Written and directed by Dan Colley, Lost Lear is beautifully staged – invoking a mode of looking where the delaminated elements of the performance are a representation of what has been going on in Joy’s fragile mind for some time now. In a call to Hamlet’s play-within-a-play, Lost Lear shows the art of staging a play within the construct of a performance. Lost Lear is dramaturgically precise. In searching for another world, the audience instinctively know not to trust this one. The distanciation between Joy’s self-perception and the truth of her health expertly frames the denialism experienced by anyone who has witnessed a loved one fall prey to dementia. Although anticipated, the moment when the façade slips – when Joy witnesses that her ‘performance’ no longer convinces - is truly affecting.

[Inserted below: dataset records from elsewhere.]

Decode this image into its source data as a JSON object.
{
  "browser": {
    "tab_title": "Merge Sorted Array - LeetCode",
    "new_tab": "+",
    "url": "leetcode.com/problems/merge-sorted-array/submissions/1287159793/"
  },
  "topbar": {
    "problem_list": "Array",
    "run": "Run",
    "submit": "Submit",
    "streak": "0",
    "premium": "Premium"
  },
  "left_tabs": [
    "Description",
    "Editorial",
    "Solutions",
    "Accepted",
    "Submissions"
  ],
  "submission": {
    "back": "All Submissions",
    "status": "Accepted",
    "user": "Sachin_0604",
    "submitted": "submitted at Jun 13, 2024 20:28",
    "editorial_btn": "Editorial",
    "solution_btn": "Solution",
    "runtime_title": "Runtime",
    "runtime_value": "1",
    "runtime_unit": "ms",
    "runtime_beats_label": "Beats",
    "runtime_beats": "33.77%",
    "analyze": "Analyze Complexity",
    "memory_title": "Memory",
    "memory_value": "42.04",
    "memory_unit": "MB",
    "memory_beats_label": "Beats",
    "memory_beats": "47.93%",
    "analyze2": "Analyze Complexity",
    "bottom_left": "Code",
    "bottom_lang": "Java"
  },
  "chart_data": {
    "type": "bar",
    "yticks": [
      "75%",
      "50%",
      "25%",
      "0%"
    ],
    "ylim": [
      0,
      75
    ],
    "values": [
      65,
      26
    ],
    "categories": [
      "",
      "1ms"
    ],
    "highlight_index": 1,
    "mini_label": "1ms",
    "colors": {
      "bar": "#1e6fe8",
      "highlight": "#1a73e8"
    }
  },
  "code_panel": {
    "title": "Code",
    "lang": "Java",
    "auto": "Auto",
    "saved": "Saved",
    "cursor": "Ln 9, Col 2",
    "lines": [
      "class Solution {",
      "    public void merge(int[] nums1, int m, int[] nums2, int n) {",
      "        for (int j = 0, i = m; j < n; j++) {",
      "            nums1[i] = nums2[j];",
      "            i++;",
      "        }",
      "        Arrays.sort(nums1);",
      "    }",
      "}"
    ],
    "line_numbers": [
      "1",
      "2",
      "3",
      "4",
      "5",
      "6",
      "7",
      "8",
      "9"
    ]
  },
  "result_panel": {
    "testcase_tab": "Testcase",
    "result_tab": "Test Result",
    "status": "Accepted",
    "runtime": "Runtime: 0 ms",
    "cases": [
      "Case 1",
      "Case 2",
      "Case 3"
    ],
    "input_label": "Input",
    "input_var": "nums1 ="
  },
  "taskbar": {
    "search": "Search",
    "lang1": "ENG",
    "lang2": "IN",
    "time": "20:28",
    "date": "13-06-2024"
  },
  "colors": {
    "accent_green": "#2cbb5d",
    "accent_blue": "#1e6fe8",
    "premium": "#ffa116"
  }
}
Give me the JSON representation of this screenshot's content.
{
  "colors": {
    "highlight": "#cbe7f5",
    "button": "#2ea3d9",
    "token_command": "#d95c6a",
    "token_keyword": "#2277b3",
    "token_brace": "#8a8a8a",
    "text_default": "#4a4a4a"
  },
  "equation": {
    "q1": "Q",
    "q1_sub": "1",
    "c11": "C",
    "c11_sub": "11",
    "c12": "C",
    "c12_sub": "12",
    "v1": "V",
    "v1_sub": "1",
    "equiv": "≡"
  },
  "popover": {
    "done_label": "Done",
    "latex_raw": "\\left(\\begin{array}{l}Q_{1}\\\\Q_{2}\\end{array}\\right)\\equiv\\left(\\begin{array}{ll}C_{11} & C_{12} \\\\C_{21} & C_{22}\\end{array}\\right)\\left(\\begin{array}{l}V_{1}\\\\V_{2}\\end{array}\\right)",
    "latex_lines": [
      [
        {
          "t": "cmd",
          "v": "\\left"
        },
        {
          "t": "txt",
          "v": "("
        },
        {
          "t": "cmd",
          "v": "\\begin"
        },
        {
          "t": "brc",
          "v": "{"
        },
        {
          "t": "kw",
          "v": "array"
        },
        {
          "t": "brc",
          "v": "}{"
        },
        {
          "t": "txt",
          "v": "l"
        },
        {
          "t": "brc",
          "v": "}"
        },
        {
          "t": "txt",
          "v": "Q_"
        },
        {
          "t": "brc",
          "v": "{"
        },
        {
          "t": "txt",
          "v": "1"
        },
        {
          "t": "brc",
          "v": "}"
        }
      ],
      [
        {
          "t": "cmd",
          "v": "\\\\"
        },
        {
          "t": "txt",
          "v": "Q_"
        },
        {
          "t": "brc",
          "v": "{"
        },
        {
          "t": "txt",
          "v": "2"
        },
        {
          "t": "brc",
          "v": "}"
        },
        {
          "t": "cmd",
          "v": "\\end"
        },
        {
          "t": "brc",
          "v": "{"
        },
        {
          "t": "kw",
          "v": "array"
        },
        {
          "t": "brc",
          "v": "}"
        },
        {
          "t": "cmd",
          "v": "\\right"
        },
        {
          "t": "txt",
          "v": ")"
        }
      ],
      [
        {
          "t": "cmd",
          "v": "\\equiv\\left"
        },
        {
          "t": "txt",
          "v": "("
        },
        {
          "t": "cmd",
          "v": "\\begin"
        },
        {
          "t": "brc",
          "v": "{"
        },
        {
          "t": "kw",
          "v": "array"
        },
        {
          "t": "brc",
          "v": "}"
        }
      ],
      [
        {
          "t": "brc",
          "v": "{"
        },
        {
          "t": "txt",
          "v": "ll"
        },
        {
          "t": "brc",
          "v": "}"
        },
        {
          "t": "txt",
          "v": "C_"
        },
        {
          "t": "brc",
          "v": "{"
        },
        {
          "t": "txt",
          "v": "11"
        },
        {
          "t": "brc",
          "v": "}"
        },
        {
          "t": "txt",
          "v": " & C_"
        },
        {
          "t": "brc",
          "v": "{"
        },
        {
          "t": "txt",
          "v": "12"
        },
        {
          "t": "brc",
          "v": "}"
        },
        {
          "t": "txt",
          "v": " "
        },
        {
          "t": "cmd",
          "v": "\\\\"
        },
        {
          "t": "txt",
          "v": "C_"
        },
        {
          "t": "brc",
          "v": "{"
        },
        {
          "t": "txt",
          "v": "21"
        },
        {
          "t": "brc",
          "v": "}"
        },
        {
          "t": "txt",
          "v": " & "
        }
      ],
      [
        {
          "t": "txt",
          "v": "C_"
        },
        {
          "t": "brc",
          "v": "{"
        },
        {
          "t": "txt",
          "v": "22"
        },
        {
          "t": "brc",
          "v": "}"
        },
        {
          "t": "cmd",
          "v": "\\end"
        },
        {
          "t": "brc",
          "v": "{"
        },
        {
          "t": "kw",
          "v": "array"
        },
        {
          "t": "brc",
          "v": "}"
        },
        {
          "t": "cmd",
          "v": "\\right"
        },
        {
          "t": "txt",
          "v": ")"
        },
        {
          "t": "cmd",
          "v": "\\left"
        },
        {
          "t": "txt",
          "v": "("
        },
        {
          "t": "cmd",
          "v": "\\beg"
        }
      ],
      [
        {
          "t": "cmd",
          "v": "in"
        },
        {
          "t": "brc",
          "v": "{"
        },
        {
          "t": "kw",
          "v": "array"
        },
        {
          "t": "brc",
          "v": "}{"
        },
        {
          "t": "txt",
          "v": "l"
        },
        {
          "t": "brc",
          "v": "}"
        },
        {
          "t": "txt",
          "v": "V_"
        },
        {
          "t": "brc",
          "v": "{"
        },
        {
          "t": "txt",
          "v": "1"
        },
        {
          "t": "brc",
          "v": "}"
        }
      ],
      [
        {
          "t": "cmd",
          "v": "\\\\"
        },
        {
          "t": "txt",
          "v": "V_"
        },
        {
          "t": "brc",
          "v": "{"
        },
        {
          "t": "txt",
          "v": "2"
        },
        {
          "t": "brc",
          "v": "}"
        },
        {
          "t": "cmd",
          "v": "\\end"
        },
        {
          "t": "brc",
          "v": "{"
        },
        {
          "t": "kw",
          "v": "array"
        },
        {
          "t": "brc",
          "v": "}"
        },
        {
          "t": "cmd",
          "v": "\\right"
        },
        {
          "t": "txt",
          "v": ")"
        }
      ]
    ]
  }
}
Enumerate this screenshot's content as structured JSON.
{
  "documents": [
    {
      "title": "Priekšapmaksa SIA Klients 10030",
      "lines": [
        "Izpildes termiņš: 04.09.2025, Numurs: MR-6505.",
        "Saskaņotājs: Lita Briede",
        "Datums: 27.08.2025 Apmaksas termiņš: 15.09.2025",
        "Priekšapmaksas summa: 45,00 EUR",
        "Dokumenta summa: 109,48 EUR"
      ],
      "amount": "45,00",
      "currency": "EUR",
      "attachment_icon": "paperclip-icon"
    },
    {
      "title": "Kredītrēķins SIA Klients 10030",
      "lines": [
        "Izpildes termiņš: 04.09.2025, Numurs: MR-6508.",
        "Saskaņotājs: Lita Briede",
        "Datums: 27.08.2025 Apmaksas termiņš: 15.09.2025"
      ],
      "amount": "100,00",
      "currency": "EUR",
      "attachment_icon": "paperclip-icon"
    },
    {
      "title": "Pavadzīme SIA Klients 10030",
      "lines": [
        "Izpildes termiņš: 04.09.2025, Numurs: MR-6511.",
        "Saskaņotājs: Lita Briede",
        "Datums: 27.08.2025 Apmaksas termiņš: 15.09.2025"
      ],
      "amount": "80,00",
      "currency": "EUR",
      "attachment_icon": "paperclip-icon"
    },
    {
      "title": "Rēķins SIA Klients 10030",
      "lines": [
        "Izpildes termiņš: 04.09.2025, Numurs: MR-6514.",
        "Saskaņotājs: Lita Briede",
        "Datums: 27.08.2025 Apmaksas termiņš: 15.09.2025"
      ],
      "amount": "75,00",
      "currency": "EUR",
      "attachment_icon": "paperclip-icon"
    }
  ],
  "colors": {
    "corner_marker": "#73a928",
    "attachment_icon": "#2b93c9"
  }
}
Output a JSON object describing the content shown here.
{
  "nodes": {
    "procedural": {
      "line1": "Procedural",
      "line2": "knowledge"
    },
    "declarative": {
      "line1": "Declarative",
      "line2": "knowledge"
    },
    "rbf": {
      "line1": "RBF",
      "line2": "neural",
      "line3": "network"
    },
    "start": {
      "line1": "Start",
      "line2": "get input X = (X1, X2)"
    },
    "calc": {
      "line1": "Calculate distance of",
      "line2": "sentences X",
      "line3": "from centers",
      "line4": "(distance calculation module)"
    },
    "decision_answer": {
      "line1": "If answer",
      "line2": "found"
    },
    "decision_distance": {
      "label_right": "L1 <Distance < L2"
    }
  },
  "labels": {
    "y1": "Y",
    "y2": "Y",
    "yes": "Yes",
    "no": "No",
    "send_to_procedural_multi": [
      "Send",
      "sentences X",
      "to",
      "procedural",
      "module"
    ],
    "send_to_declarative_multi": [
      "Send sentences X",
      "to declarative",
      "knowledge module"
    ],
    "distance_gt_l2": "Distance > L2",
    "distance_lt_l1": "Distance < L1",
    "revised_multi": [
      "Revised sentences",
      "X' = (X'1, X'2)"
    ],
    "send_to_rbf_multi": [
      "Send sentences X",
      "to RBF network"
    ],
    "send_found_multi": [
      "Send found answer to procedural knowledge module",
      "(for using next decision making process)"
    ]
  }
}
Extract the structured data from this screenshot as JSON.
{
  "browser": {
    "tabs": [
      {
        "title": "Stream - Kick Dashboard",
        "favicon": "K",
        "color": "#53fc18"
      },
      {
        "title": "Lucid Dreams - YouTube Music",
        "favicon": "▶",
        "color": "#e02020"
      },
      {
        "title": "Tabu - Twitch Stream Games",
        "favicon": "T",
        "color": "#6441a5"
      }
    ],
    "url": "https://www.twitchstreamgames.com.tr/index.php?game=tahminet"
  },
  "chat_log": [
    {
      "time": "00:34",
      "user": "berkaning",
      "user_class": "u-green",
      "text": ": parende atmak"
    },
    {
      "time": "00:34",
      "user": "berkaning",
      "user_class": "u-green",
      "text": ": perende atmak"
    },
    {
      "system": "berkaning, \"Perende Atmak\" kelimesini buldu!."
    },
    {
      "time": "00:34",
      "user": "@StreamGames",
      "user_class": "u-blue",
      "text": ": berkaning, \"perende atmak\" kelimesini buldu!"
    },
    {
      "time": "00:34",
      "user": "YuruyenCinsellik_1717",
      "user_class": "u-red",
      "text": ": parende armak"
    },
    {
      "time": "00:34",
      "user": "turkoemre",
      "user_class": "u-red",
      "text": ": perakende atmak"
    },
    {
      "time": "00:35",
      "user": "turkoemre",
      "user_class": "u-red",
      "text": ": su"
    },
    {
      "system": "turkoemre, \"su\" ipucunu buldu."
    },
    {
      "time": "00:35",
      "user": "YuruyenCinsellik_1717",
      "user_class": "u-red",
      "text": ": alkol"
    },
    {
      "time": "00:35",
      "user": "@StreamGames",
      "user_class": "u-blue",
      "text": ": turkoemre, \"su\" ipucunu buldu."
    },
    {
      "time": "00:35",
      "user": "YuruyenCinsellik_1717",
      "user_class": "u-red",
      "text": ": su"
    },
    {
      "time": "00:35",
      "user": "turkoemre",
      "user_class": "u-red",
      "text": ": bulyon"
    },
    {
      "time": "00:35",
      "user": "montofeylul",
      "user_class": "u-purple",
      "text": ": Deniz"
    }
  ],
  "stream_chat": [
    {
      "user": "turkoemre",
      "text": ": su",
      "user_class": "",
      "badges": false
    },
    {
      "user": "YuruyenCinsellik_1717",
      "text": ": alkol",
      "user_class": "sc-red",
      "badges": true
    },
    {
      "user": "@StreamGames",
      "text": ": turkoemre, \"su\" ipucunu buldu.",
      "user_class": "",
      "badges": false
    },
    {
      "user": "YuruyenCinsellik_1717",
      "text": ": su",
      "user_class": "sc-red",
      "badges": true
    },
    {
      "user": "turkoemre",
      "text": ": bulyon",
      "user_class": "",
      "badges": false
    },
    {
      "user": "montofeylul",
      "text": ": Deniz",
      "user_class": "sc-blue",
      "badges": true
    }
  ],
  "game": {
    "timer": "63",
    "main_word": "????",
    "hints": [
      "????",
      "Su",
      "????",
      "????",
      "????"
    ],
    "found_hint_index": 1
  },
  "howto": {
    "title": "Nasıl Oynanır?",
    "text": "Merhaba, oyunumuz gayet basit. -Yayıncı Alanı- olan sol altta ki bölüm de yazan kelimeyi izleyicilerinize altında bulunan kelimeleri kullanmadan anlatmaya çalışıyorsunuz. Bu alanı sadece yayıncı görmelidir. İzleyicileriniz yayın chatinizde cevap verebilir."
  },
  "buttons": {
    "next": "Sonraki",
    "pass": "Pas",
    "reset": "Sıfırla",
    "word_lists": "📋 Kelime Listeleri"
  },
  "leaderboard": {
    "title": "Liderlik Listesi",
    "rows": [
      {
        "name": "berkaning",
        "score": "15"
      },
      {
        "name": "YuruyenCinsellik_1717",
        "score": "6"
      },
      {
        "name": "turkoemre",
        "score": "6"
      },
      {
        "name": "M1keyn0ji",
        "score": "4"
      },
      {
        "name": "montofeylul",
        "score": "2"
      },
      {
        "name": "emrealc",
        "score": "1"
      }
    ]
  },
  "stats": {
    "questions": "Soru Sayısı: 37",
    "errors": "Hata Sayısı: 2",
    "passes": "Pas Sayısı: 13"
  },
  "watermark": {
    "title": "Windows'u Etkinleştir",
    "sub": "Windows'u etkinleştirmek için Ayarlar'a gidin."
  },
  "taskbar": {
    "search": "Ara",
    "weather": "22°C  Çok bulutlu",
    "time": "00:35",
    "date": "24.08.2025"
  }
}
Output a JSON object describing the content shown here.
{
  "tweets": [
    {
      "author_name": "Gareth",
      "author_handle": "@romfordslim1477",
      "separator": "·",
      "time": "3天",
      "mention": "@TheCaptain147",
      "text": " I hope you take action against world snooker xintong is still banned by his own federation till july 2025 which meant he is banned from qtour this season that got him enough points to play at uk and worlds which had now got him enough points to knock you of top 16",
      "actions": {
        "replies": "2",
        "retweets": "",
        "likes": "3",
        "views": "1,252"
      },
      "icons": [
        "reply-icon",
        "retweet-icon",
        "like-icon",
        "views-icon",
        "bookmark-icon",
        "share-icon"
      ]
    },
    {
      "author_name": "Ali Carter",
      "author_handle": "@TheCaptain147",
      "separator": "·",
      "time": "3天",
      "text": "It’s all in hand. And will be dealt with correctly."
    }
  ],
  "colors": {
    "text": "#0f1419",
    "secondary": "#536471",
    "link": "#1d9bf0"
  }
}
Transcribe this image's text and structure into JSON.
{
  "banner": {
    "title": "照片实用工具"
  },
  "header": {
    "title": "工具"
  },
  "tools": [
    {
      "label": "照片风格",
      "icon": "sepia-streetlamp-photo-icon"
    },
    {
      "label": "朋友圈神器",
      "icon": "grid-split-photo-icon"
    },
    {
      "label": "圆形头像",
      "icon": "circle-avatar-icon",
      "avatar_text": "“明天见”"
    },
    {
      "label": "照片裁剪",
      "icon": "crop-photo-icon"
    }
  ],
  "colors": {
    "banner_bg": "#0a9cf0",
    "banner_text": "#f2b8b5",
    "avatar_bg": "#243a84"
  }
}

Dramaturgy often carries with it the power of transformation: the magic of dreams.  Lost Lear is the opposite – the loss of an illusion. This is an amazing play. Bowe’s performance is mesmeric. Halligan and Daly are excellent too. If there is a criticism, it is to be found in the writing. Occasionally, I felt jolted by contrivances. The formative-years gap in the mother/son relationship seemed specifically designed to create the ‘storm-of-letters’ scene. However, the all-encompassing curation of effect so successfully engulfs as to recede all else…leaving the audience in contemplative silence.

Lost Lear ran at The Traverse, Edinburgh, 27th July - 24th Aug.